Cyber attackers are increasingly leveraging web shell malware to get persistent access to compromised networks, the US National Security Agency and the Australian Signals Directorate warn.
What are web shells?
Web shells are malicious scripts that are uploaded to target systems (usually web servers) to enable attackers to control it remotely. In affect, they create a backdoor into the target system.
The threat is not limited to internet-facing web servers, though, and can be deployed on non-internet facing internal content management systems or network device management interfaces.
Preventing web shell installation
Attackers usually manage to deploy web shells by exploiting web application vulnerabilities, weak server security configuration, or by uploading to otherwise compromised systems.
Among the web application vulnerabilities that are commonly exploited to install web shell malware are:
- CVE-2019-0604 (affecting Microsoft SharePoint)
- CVE-2019-19781 (affecting Citrix appliances)
- CVE-2019-3396 and CVE-2019-3398 (affecting Atlassian Confluence Server and Data Center Widget Connector)
- CVE-2019-9978 (affecting the social-warfare plugin for WordPress)
- CVE-2019-18935, CVE-2017-11317 and CVE-2017-11357 (affecting Progress Telerik UI)
- CVE-2019-11580 (affecting Atlassian Crowd)
- CVE-2020-10189 (affecting Zoho ManageEngine Desktop Central)
- CVE-2019-8394 (affecting Zoho ManageEngine ServiceDesk Plus)
- CVE-2020-0688 (affecting Microsoft Exchange Server)
- CVE-2018-15961 (affecting Adobe ColdFusion).
“This list is not intended to be exhaustive, but it provides insight on some frequently exploited cases,” the agencies noted, and advised organizations to regularly patch/update web apps and limit their permissions.
“In particular, web applications should not have permission to write directly to a web accessible directory or modify web accessible code. Attackers are unable to upload a web shell to a vulnerable application if the web server blocks access to the web accessible directory,” they pointed out.
If the latter step is not possible, they advised orgs to implement file integrity monitoring to block file changes to web accessible directories or alert when changes occur.
Finally, they should add defense layers such as Intrusion Prevention Systems (IPS) and Web Application Firewalls (WAF), and improve network segregation and harden web servers.

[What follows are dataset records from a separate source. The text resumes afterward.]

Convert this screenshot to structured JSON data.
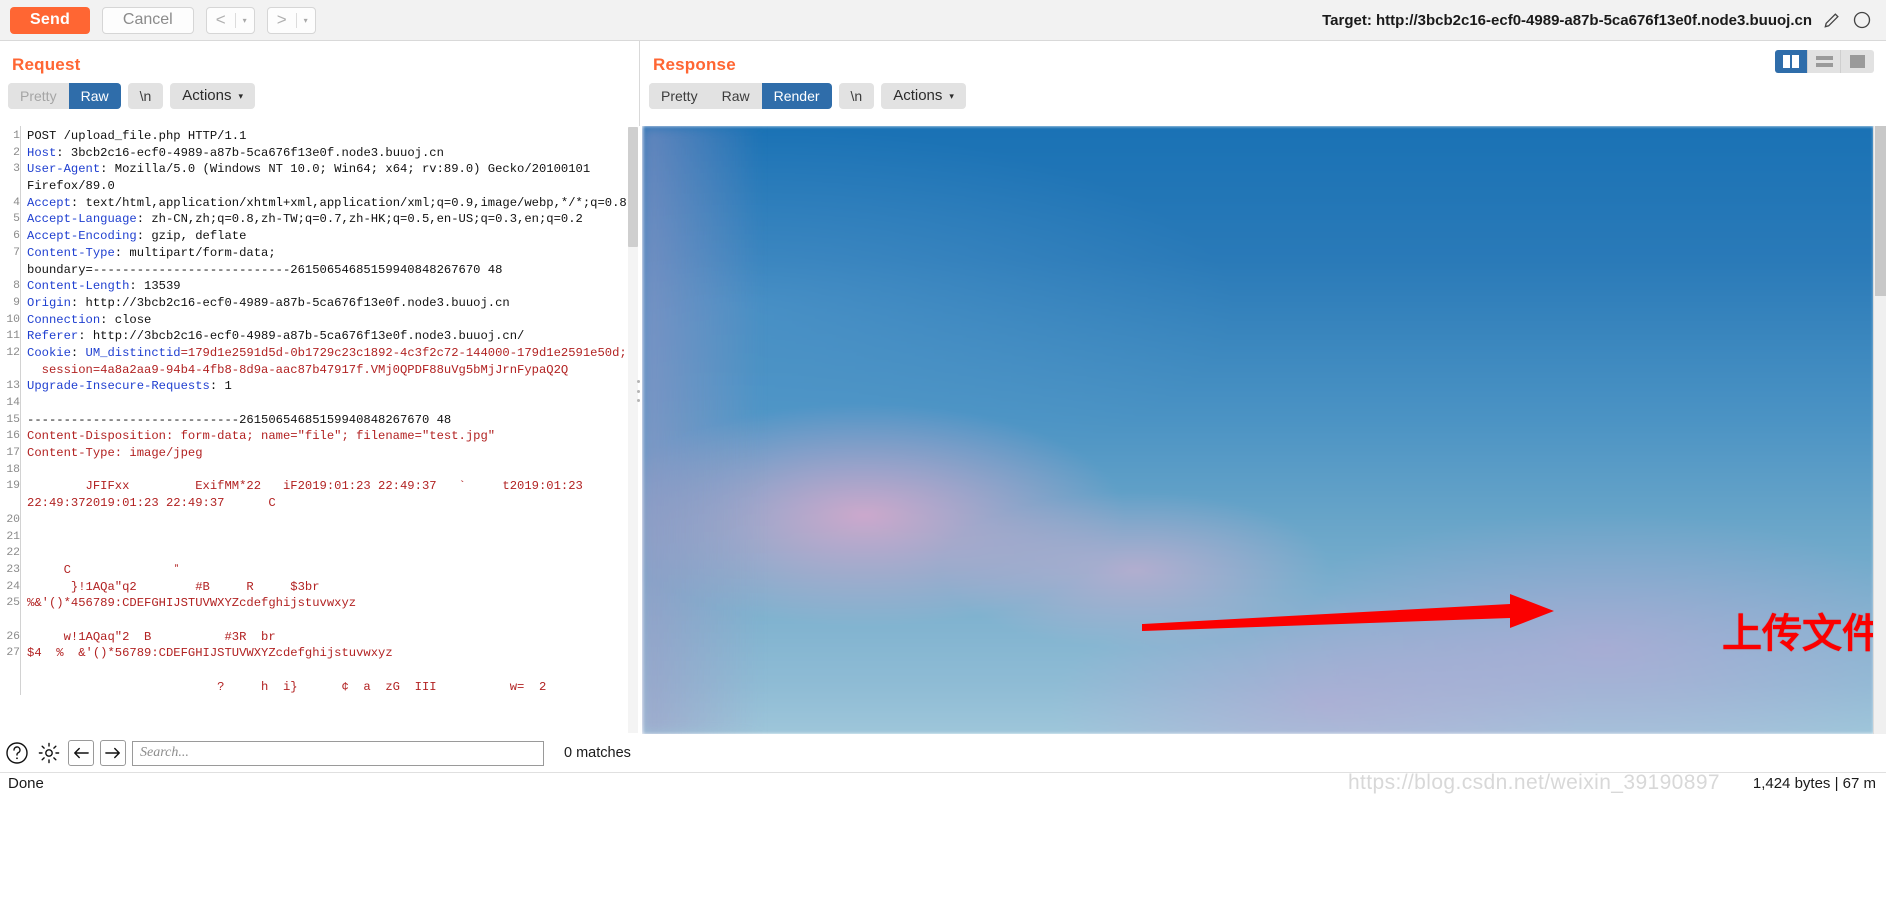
{
  "toolbar": {
    "send_label": "Send",
    "cancel_label": "Cancel",
    "prev_label": "<",
    "prev_caret": "▾",
    "next_label": ">",
    "next_caret": "▾",
    "target_label": "Target: http://3bcb2c16-ecf0-4989-a87b-5ca676f13e0f.node3.buuoj.cn",
    "pencil_icon": "pencil-icon",
    "circle_icon": "circle-icon",
    "accent_color": "#ff6633"
  },
  "request": {
    "title": "Request",
    "tabs": [
      {
        "label": "Pretty",
        "active": false,
        "muted": true
      },
      {
        "label": "Raw",
        "active": true,
        "muted": false
      }
    ],
    "newline_label": "\\n",
    "actions_label": "Actions",
    "actions_caret": "▾",
    "lines": [
      {
        "n": "1",
        "text": "POST /upload_file.php HTTP/1.1"
      },
      {
        "n": "2",
        "text": "Host: 3bcb2c16-ecf0-4989-a87b-5ca676f13e0f.node3.buuoj.cn"
      },
      {
        "n": "3",
        "text": "User-Agent: Mozilla/5.0 (Windows NT 10.0; Win64; x64; rv:89.0) Gecko/20100101"
      },
      {
        "n": "",
        "text": "Firefox/89.0"
      },
      {
        "n": "4",
        "text": "Accept: text/html,application/xhtml+xml,application/xml;q=0.9,image/webp,*/*;q=0.8"
      },
      {
        "n": "5",
        "text": "Accept-Language: zh-CN,zh;q=0.8,zh-TW;q=0.7,zh-HK;q=0.5,en-US;q=0.3,en;q=0.2"
      },
      {
        "n": "6",
        "text": "Accept-Encoding: gzip, deflate"
      },
      {
        "n": "7",
        "text": "Content-Type: multipart/form-data;"
      },
      {
        "n": "",
        "text": "boundary=---------------------------26150654685159940848267670 48"
      },
      {
        "n": "8",
        "text": "Content-Length: 13539"
      },
      {
        "n": "9",
        "text": "Origin: http://3bcb2c16-ecf0-4989-a87b-5ca676f13e0f.node3.buuoj.cn"
      },
      {
        "n": "10",
        "text": "Connection: close"
      },
      {
        "n": "11",
        "text": "Referer: http://3bcb2c16-ecf0-4989-a87b-5ca676f13e0f.node3.buuoj.cn/"
      },
      {
        "n": "12",
        "text": "Cookie: UM_distinctid=179d1e2591d5d-0b1729c23c1892-4c3f2c72-144000-179d1e2591e50d;"
      },
      {
        "n": "",
        "text": "  session=4a8a2aa9-94b4-4fb8-8d9a-aac87b47917f.VMj0QPDF88uVg5bMjJrnFypaQ2Q"
      },
      {
        "n": "13",
        "text": "Upgrade-Insecure-Requests: 1"
      },
      {
        "n": "14",
        "text": ""
      },
      {
        "n": "15",
        "text": "-----------------------------26150654685159940848267670 48"
      },
      {
        "n": "16",
        "text": "Content-Disposition: form-data; name=\"file\"; filename=\"test.jpg\""
      },
      {
        "n": "17",
        "text": "Content-Type: image/jpeg"
      },
      {
        "n": "18",
        "text": ""
      },
      {
        "n": "19",
        "text": "        JFIFxx         ExifMM*22   iF2019:01:23 22:49:37   `     t2019:01:23"
      },
      {
        "n": "",
        "text": "22:49:372019:01:23 22:49:37      C"
      },
      {
        "n": "20",
        "text": ""
      },
      {
        "n": "21",
        "text": ""
      },
      {
        "n": "22",
        "text": ""
      },
      {
        "n": "23",
        "text": "     C              ˮ"
      },
      {
        "n": "24",
        "text": "      }!1AQa\"q2        #B     R     $3br"
      },
      {
        "n": "25",
        "text": "%&'()*456789:CDEFGHIJSTUVWXYZcdefghijstuvwxyz"
      },
      {
        "n": "",
        "text": ""
      },
      {
        "n": "26",
        "text": "     w!1AQaq\"2  B          #3R  br"
      },
      {
        "n": "27",
        "text": "$4  %  &'()*56789:CDEFGHIJSTUVWXYZcdefghijstuvwxyz"
      },
      {
        "n": "",
        "text": ""
      },
      {
        "n": "",
        "text": "                          ?     h  i}      ¢  a  zG  III          w=  2"
      }
    ],
    "highlight_text": "j",
    "highlight_color": "#ffb380"
  },
  "response": {
    "title": "Response",
    "tabs": [
      {
        "label": "Pretty",
        "active": false
      },
      {
        "label": "Raw",
        "active": false
      },
      {
        "label": "Render",
        "active": true
      }
    ],
    "newline_label": "\\n",
    "actions_label": "Actions",
    "actions_caret": "▾",
    "annotation_text": "上传文件名: test.jpg",
    "annotation_color": "#fb0000",
    "arrow_color": "#fb0000",
    "rendered_content": "blurry blue sky photograph with pink clouds"
  },
  "layout_toggle": {
    "options": [
      {
        "name": "split-vertical",
        "active": true
      },
      {
        "name": "split-horizontal",
        "active": false
      },
      {
        "name": "single-pane",
        "active": false
      }
    ]
  },
  "searchbar": {
    "help_icon": "question-mark-icon",
    "settings_icon": "gear-icon",
    "back_icon": "arrow-left-icon",
    "forward_icon": "arrow-right-icon",
    "search_placeholder": "Search...",
    "search_value": "",
    "matches_label": "0 matches"
  },
  "statusbar": {
    "status_text": "Done",
    "bytes_label": "1,424 bytes | 67 m",
    "watermark": "https://blog.csdn.net/weixin_39190897"
  }
}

Detecting installed web shells
“Web shells are difficult to detect as they are easily modified by attackers and often employ encryption, encoding, and obfuscation,” the agencies explained. That’s what makes them so useful to attackers and so dangerous to defenders.
There are several methods that can be used to detect their presence, such as:
- Comparing a verified benign version of the web app against the production version (and analyzing the discrepancies)
- Monitoring web traffic for anomalies
- Detection based on signatures (can work for detecting popular web shells that have been minimally modified)
- Monitoring for unexpected network flows
- Using Endpoint Detection and Response (EDR) and logging tools such as Microsoft Sysmon or Auditd (on Linux systems) to spot system call or process lineage abnormalities
The NSA has set up a GitHub repository with tools and signatures that can help defenders implement these techniques.
Finally, the agencies warn, organizations that find a web shell on one or more of their systems should investigate how far the attacker penetrated within the network.